Effects of arsenic on telomerase and telomeres in relation to cell proliferation and apoptosis in human keratinocytes and leukemia cells in vitro

Tong-Cun Zhang1, Michael T. Schmitt2 and Judy L. Mumford2,3

1 National Research Council, 2001 Wisconsin Avenue, NW, Washington DC, 20007 and 2 Human Studies Division, National Health and Environmental Effects Research Laboratory, US Environmental Protection Agency, Research Triangle Park, NC 27711, USA

Telomeres are critical in maintaining chromosome and genomic stability. Arsenic, a human carcinogen as well as an anticancer agent, is known for its clastogenicity. To better understand molecular mechanisms of arsenic actions, we investigated arsenite effects on telomere and telomerase and determined cell growth and apoptosis in HL-60 and HaCaT cells in vitro.
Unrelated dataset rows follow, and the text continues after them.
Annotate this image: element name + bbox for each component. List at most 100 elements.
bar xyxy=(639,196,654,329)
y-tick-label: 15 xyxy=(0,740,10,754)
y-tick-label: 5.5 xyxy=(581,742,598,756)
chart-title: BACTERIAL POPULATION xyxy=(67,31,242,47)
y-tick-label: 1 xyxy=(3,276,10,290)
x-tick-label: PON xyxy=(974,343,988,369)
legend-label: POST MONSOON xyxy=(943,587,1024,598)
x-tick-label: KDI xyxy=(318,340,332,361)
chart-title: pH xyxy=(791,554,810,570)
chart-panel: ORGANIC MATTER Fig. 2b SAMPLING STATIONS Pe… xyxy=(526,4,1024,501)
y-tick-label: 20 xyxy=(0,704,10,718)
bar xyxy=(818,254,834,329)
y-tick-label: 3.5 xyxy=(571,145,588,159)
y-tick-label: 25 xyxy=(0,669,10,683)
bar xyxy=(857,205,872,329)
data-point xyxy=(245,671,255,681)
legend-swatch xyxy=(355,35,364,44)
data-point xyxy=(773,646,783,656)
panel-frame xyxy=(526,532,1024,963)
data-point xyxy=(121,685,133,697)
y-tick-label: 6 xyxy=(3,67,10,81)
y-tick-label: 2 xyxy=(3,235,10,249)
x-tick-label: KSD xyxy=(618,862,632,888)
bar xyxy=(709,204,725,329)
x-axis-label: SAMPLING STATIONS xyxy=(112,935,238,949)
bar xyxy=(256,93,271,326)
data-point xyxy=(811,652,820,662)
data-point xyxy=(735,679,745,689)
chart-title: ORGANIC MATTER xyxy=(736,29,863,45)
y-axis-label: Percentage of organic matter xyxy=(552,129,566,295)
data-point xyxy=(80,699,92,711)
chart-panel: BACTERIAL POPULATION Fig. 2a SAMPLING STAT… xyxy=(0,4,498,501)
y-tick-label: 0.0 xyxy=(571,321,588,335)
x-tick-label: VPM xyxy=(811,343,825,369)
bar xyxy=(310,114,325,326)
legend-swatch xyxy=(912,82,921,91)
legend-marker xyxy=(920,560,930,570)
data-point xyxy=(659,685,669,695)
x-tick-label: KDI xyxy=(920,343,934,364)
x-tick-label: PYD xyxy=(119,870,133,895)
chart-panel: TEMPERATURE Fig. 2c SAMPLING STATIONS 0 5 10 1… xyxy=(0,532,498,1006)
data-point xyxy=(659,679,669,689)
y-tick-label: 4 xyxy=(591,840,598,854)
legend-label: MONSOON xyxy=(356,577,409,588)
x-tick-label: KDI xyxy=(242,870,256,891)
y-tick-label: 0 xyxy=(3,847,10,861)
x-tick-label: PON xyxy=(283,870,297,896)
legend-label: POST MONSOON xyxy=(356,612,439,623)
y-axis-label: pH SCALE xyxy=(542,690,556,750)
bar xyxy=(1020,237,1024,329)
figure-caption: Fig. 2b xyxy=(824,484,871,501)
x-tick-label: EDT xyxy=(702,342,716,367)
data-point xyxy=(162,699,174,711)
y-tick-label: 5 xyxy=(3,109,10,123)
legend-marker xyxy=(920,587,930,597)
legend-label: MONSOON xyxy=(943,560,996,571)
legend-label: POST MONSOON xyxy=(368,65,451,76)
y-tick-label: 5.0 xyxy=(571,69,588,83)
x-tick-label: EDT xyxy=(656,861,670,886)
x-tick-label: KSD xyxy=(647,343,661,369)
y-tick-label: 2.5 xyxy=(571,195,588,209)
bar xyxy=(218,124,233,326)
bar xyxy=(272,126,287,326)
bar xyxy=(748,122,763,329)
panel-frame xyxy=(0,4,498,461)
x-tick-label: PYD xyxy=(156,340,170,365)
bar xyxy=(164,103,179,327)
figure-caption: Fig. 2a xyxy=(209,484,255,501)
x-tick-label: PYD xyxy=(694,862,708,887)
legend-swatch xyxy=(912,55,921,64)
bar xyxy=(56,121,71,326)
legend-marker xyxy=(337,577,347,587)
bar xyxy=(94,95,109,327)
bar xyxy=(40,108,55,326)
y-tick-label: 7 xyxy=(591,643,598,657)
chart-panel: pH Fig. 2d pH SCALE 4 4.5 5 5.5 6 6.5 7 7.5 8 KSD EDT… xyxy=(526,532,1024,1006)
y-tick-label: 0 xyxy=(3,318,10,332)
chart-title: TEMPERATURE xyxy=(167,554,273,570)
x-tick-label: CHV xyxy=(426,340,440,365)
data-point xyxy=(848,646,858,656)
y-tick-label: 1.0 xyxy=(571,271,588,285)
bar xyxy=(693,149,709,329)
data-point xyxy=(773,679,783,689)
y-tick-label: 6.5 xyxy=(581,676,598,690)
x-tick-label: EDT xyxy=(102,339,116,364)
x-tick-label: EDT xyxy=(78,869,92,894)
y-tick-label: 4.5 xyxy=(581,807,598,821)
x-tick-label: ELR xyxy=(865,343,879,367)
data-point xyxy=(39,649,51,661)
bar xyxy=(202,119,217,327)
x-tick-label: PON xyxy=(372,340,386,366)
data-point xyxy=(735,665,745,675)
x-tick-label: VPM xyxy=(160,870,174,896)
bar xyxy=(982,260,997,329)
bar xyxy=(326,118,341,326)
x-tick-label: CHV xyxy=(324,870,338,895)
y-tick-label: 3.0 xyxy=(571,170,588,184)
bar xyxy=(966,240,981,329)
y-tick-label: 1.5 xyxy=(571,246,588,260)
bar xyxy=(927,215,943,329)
Low concentrations (0.1–1 µM in HaCaT and 0.1–0.5 µM in HL-60) of arsenite increased telomerase activity, maintained or elongated telomere length, and promoted cellular proliferation. High concentrations (>1–40 µM) of arsenite decreased telomerase activity, telomere length and induced apoptosis. Results from the studies comparing cell lines with and without telomerase activity suggested that telomerase was involved in arsenic-induced apoptosis. The spin trap agent, 5,5-dimethyl-1-pyrroline-N-oxide (DMPO) was effective in protecting the arsenite-induced telomere attrition and apoptosis, suggesting that reactive oxygen species may play an important role in the shortening of telomeres and apoptosis induced by arsenic. These findings suggest the carcinogenic effects of arsenic may be partly attributed to increase in telomerase activity leading to promotion of cell proliferation and its anticancer effects by exerting oxidative stress and leading to telomeric DNA attrition and apoptosis.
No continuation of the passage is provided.